La frase, ironica, vuole canzonare coloro che lodano tutto, non vedendo o fingendo di non vedere, il lato tragico delle cose. Deriva da un racconto in cui il servitore riferisce alla marchesa, di ritorno da un viaggio, che tutte le cose vanno bene “al di fuori di un piccolo incidente”. L’incidente in realtà era la morte di una gazza, per aver mangiato la carne del cavallo, morto per la fatica di aver portato tanti secchi d’acqua, serviti per spegnere l’incendio della casa, in seguito al suicidio del marito. Del resto, a parte quello che era successo, tutto andava bene.”
I due sindaci in coro affermano: “Tutto va bene, signora la marchesa …” Ma così non è. Sempre più evidente che questa cattiva politica ha necessità di mentire, mentire e troncare qualunque critica, anche la più assennata.
Per fermare il degrado istituzionale c’è una sola cura, elezioni che sostituiscano le teste e il pensiero dominante di questa classe dirigente locale ormai dannosa per tutta la comunità montanara.
Saluti ai lettori,
Alessandro Raniero Davoli
Consigliere Unione Montana dei comuni dell’Appennino reggiano
Credo che la situazione sia stata ben inquadrata da Cleonice Pignedoli. Nella sua analisi non sono però ben chiare le cause che hanno portato a queste modifiche. Non credo sia una questione di ‘antipolitica’, anche se questo fenomeno – fomentato e gestito ad arte – è diventato un passaggio fondamentale per capire alcuni meccanismi. La radice di tutto questo sta nel processo di integrazione economica europea, e nei vincoli alla politica economica dei singoli Stati. Siamo in Novembre e, tra poco, la Commissione Europea darà la sua (vincolante) valutazione sulle nostre scelte di bilancio. Già si sente parlare di eccessivo debito pubblico e di taglio delle spese correnti. Tra le ‘spese correnti’ ci sono appunto quelle delle attività che ‘devono essere in perdita’ perché hanno valenza sociale, come giustamente sottolineato. I tagli di bilancio della Pubblica Amministrazione (blocco del turnover, soprattutto), hanno fatto si che, oggi, il personale della Pubblica Amministrazione sia sottodimensionato di più di un milione di dipendenti (considerando un numero di dipendenti per abitante pari a quello dei principali Paesi europei). Un sottodimensionamento di tale portata rende impossibile gestire i servizi che la PA deve offrire ai cittadini; necessariamente, si cerca di ovviare con queste società formalmente miste, in realtà private, che devono essere gestite con modalità di gestione tipiche dell’azienda, e secondo i principi della redditività di azienda. Non è altro che il perseguimento dello ‘Stato minimo’ previsto dai trattati europei. Lo ‘Stato minimo’ deve gestire solamente l’esercito e la pubblica sicurezza (anche in funzione antisommossa, come stiamo osservando proprio in questi giorni) lasciando tutto il resto all’impresa privata. È chiaro che tutto questo ha come conseguenza necessaria la compressione degli spazi di democrazia (e da qui anche la necessità di gestire il malcontento popolare nelle piazze, e di minimizzare le conseguenze sociali della disoccupazione con strumenti quali il reddito di cittadinanza – che, per inciso, non ha nulla a che vedere con il diritto al lavoro, affermato dalla Costituzione). Questo è l’obbiettivo – al di là delle parole e dei principi altisonanti – che si sta di fatto perseguendo. E fa male prendere atto che questa spinta alla progressiva privatizzazione dello Stato sia stata patrocinata, in Europa come in Italia, proprio da quelle forze politiche che si ispirano alla sinistra e alla socialdemocrazia.

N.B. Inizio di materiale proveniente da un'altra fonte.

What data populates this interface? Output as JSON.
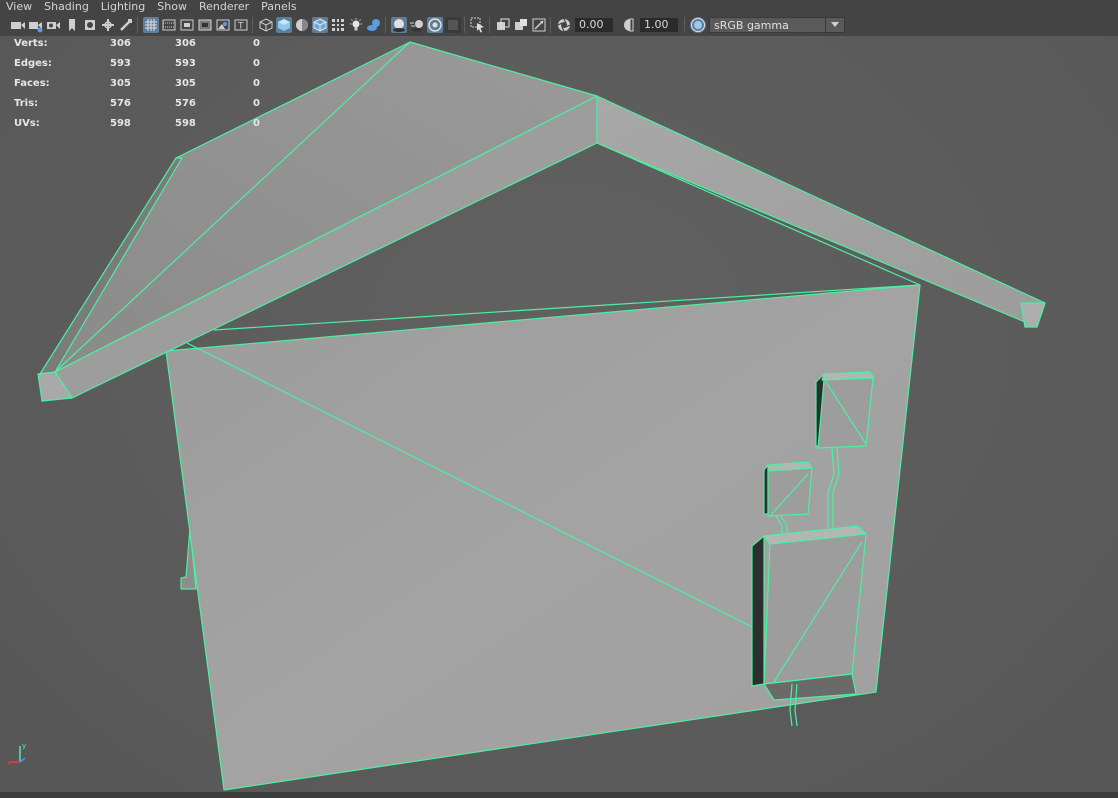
{
  "menu": [
    "View",
    "Shading",
    "Lighting",
    "Show",
    "Renderer",
    "Panels"
  ],
  "toolbar": {
    "exposure": "0.00",
    "gamma": "1.00",
    "color_space": "sRGB gamma"
  },
  "hud": {
    "rows": [
      {
        "label": "Verts:",
        "v1": "306",
        "v2": "306",
        "v3": "0"
      },
      {
        "label": "Edges:",
        "v1": "593",
        "v2": "593",
        "v3": "0"
      },
      {
        "label": "Faces:",
        "v1": "305",
        "v2": "305",
        "v3": "0"
      },
      {
        "label": "Tris:",
        "v1": "576",
        "v2": "576",
        "v3": "0"
      },
      {
        "label": "UVs:",
        "v1": "598",
        "v2": "598",
        "v3": "0"
      }
    ]
  },
  "icons": [
    "camera-icon",
    "camera-attributes-icon",
    "bookmark-icon",
    "image-plane-icon",
    "grid-icon",
    "film-gate-icon",
    "resolution-gate-icon",
    "gate-mask-icon",
    "field-chart-icon",
    "safe-action-icon",
    "safe-title-icon",
    "wireframe-icon",
    "smooth-shade-icon",
    "default-material-icon",
    "wireframe-on-shaded-icon",
    "xray-icon",
    "use-lights-icon",
    "shadows-icon",
    "screen-space-ao-icon",
    "motion-blur-icon",
    "anti-aliasing-icon",
    "depth-of-field-icon",
    "isolate-select-icon",
    "xray-joints-icon",
    "xray-active-icon",
    "backface-culling-icon",
    "exposure-icon",
    "gamma-icon",
    "color-management-icon"
  ],
  "colors": {
    "wire_highlight": "#4cf0a0",
    "menu_bg": "#444444",
    "viewport_bg": "#5c5c5c",
    "active_button": "#5d7d99"
  }
}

L’ultimo commento parte col focalizzare l’attenzione sulle “cause che hanno portato a queste modifiche”, e trovo che ciò non manchi di logica, ma finisce poi accumunando sinistra e socialdemocrazia, un accostamento da cui invece mi dissocio, poiché la seconda, intesa come quella delle origini, si ispirava al riformismo, cioè all’idea di affrontare i problemi con gradualità e pragmatismo, senza perdere d’occhio il “contesto”, coi suoi molteplici aspetti, costi inclusi, nell’ottica di poter mantenere il necessario equilibrio tra servizi erogati e rispettiva spesa (in maniera da renderla sopportabile nel tempo).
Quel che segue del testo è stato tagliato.